ANKARA 3. ASLİYE CEZA MAHKEMESİ’NE

Dosya No:2018/750

MÜŞTEKİ/SANIK          : Hakan ………………… (TC:…………………)

MÜŞTEKİ/SANIK          : Mustafa …………………

MÜŞTEKİLER                : 1)Elif …………………
2)Arife …………………

KONU                          : İddialarımızın ve Savunmalarımızın Sunulmasından İbarettir.

  • OLAYIN ÖZETİ

27.10.2017 tarihinde gerçekleşen olayda aracımla seyir halinde ilerlerken önümde bulunan Mustafa ………………… isimli şahsın kontrolündeki aracın bir anlık fren yapması sonucu duramayıp hafif bir şekilde çarptım. Mustafa ………………… aracımdan inip özür dilememe fırsat bile vermeden, üzerime doğru küfür ve tehdit içerikli cümlelerle gelerek beni darp etti. Beni darp etmesinin ardından sanık Mustafa ………………… hiçbir şey olmamış gibi aracına bindi ve olay yerinden gitti.

Sanık Mustafa …………………’nın polis memuru ile yaptığı telefon görüşmesinde ikrar ettiği ve MOBESE görüntülerinde de açıkça görülen eylemi TCK madde 86 kapsamında kasten yaralama suçunu oluşturmaktadır.

Şahsımın istem dışı olarak davalı araca çarpmamla, müştekinin yaralanmaları arasında illiyet bağı bulunmamaktadır.
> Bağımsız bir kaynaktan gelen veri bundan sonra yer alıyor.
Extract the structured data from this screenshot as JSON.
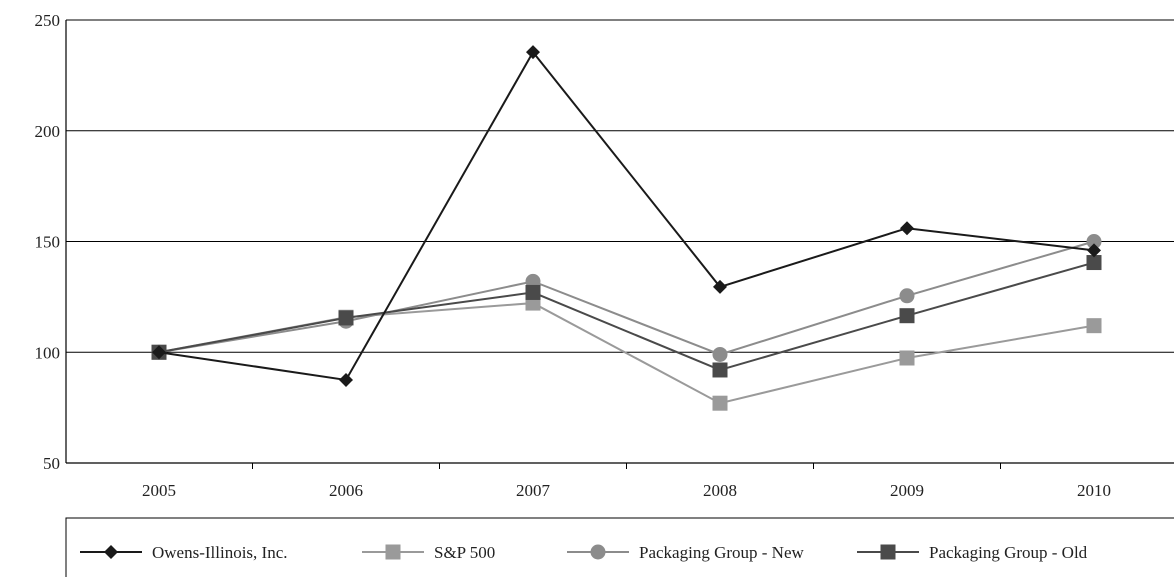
{
  "chart_data": {
    "type": "line",
    "title": "",
    "xlabel": "",
    "ylabel": "",
    "categories": [
      "2005",
      "2006",
      "2007",
      "2008",
      "2009",
      "2010"
    ],
    "ylim": [
      50,
      250
    ],
    "yticks": [
      50,
      100,
      150,
      200,
      250
    ],
    "grid": "horizontal",
    "legend_position": "bottom",
    "series": [
      {
        "name": "Owens-Illinois, Inc.",
        "marker": "diamond",
        "color": "#1a1a1a",
        "values": [
          100,
          87.5,
          235.5,
          129.5,
          156,
          146
        ]
      },
      {
        "name": "S&P 500",
        "marker": "square",
        "color": "#9a9a9a",
        "values": [
          100,
          115.8,
          122.2,
          77,
          97.4,
          112
        ]
      },
      {
        "name": "Packaging Group - New",
        "marker": "circle",
        "color": "#8c8c8c",
        "values": [
          100,
          114,
          132,
          99,
          125.5,
          150
        ]
      },
      {
        "name": "Packaging Group - Old",
        "marker": "square",
        "color": "#4a4a4a",
        "values": [
          100,
          115.5,
          127,
          92,
          116.5,
          140.5
        ]
      }
    ]
  }
}
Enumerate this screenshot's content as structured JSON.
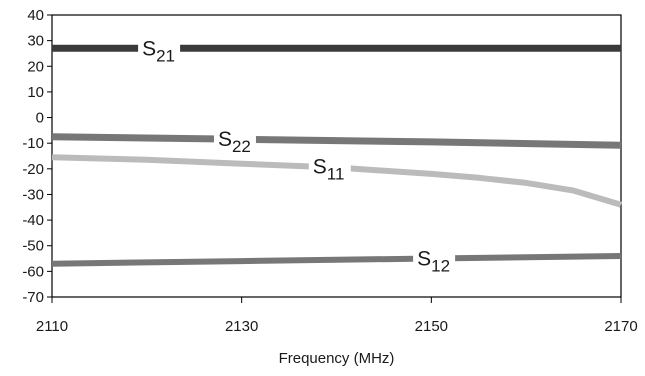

Zira olay gerçekleştiği anda kişilerin emniyet kemerleri takılı değildir. Çocuk bağlama sistemlerinin zorunlu tutulduğu bir araçta seyahat eden Elif ………………… henüz 2 yaşını bile tamamlamamıştır. Bu sebeple çocuğun, Karayolları Trafik Yönetmeliği uyarınca çocuk bağlama sistemi ile seyahat etmesi zorunludur. Bu zorunluluk bir yana yine Kara Yolları Trafik Yönetmeliği’ne göre 3 yaşından küçük bir çocuğun aracın ön koltuğunda seyahat etmesi kabul edilebilir gibi değildir. Kaldı ki, sağlık raporu olaydan 2 ay sonra alınmış olup, müştekilerin kendi kusurundan kaynaklanan bir durumdan kaynaklı sonucun şahsıma yüklenmesi olanaksızdır. (Yargıtay 12. Ceza Dairesi’nin 2016/11296 E., 2018/8728 K. Sayılı Kararı)

MÜŞTEKİNİN ŞAHSIMA YÖNELİK EYLEMLERİNE DAİR AÇIKLAMALARIM

1) Mustafa …………………’nın kaza olayı sonucu tarafıma yönelik gerçekleştirdiği kasten yaralama suçu sonrasında Polis Merkezi Amirliği’ne gidip şikayetçi oldum. Şikayetçi olmamın ardından 48 A ….7 plakalı araç sahibinin Mustafa ………………… olduğu anlaşılmıştır. Polis memurları tarafından aranan Mustafa …………………, telefon görüşme tutanağında atılı suçu kabul etmiştir.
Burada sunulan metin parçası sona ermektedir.